自民党の議員連盟が、ウクライナ情勢の影響を理由に、停止中の原子力発電所を速やかに稼働させる目的で、テロ対策の施設に関する規制基準の運用を見直すべきだなどと原子力規制委員会に申し入れしたことについて、更田豊志委員長は見直す考えがないとしたうえで「原発事故の厳しい反省に基づき安全への妥協は許されない」と述べ、再稼働の審査に影響しないとする考えを示しました。

自民党の議員連盟は、ロシアのウクライナ侵攻の影響で、天然ガスや石油などの価格が高騰しているとして、停止中の原発を速やかに稼働させるため、原子力規制委員会に対して運用の一部を見直すべきだとする緊急決議を行っています。

具体的には、原発の新しい規制基準で設置が義務づけられているテロ対策の施設について、期限内に完成しない場合、原発を稼働してはならないとする運用を見直すべきと主張していて15日、申し入れがあったということです。
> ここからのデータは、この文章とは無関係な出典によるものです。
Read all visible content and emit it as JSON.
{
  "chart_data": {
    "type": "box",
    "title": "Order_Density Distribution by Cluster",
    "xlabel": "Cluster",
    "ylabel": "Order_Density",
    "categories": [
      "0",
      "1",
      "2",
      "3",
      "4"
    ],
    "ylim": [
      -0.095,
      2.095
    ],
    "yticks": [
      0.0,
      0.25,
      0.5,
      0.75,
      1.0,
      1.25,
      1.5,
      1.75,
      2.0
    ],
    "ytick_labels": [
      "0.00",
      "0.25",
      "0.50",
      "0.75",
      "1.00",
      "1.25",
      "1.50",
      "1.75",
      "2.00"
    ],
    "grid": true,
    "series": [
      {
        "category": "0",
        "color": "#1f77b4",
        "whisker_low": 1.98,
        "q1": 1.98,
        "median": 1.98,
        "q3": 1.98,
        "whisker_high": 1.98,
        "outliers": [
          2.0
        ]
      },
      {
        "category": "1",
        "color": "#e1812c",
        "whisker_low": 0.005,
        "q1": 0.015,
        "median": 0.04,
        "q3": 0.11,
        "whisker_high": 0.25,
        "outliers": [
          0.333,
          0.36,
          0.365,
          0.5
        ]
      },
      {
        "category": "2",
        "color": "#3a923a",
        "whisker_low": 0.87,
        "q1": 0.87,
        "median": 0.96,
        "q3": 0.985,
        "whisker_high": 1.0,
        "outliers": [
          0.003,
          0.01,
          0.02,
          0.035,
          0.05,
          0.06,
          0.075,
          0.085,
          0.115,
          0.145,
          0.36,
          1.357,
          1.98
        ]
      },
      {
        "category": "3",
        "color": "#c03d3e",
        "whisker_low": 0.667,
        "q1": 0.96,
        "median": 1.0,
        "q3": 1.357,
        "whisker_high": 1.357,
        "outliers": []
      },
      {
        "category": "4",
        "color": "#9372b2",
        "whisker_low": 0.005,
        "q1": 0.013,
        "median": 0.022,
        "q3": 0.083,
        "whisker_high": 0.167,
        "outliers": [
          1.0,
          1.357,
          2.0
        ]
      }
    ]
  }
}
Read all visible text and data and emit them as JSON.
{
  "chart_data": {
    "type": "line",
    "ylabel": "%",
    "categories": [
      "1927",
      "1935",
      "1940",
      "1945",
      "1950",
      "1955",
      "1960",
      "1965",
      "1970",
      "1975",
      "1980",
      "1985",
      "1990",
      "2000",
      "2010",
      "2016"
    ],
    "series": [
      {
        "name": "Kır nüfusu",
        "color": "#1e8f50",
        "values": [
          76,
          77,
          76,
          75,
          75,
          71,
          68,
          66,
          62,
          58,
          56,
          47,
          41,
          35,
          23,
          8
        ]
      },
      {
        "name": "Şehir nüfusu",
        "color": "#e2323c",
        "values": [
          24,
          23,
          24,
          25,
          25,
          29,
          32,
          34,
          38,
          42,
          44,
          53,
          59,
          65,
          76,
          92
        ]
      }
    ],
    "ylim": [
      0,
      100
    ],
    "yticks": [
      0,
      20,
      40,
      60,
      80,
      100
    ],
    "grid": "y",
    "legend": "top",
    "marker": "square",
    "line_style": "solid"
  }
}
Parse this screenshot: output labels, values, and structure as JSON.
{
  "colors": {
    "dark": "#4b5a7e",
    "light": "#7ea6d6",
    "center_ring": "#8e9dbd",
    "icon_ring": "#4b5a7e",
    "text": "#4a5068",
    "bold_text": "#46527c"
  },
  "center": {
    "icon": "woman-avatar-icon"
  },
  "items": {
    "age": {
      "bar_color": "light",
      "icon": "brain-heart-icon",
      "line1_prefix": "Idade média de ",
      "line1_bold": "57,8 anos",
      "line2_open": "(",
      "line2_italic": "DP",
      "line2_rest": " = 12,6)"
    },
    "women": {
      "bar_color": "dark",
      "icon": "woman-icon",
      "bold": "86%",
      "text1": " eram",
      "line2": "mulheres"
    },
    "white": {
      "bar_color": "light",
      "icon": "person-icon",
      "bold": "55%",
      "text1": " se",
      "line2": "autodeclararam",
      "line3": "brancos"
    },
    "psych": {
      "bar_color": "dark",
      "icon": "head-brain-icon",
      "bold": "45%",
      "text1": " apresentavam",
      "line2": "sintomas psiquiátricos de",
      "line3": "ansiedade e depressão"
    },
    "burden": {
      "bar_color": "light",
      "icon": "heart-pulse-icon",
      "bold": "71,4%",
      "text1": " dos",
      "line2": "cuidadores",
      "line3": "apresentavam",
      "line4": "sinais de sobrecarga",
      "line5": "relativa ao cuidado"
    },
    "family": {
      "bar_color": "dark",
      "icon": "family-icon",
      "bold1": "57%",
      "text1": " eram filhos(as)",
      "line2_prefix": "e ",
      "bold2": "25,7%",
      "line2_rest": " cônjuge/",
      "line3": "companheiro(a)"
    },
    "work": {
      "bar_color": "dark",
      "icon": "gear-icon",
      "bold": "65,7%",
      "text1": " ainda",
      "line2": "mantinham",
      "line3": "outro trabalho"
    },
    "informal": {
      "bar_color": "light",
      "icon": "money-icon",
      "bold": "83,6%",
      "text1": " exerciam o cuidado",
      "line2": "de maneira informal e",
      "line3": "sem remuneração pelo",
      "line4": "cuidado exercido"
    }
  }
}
これについて、更田委員長は「規制委員会として行動することは考えていない」と述べ、運用を見直す考えがないことを明らかにしました。

そのうえで、更田委員長は「11年前に起きた福島第一原発事故で原子力関係者は厳しい反省をし、規制委員会はこれを受けて発足した組織だ。初心を忘れてはならず、安全に妥協は許されない」と述べ、再稼働の前提となる審査には影響しないとする考えを重ねて示しました。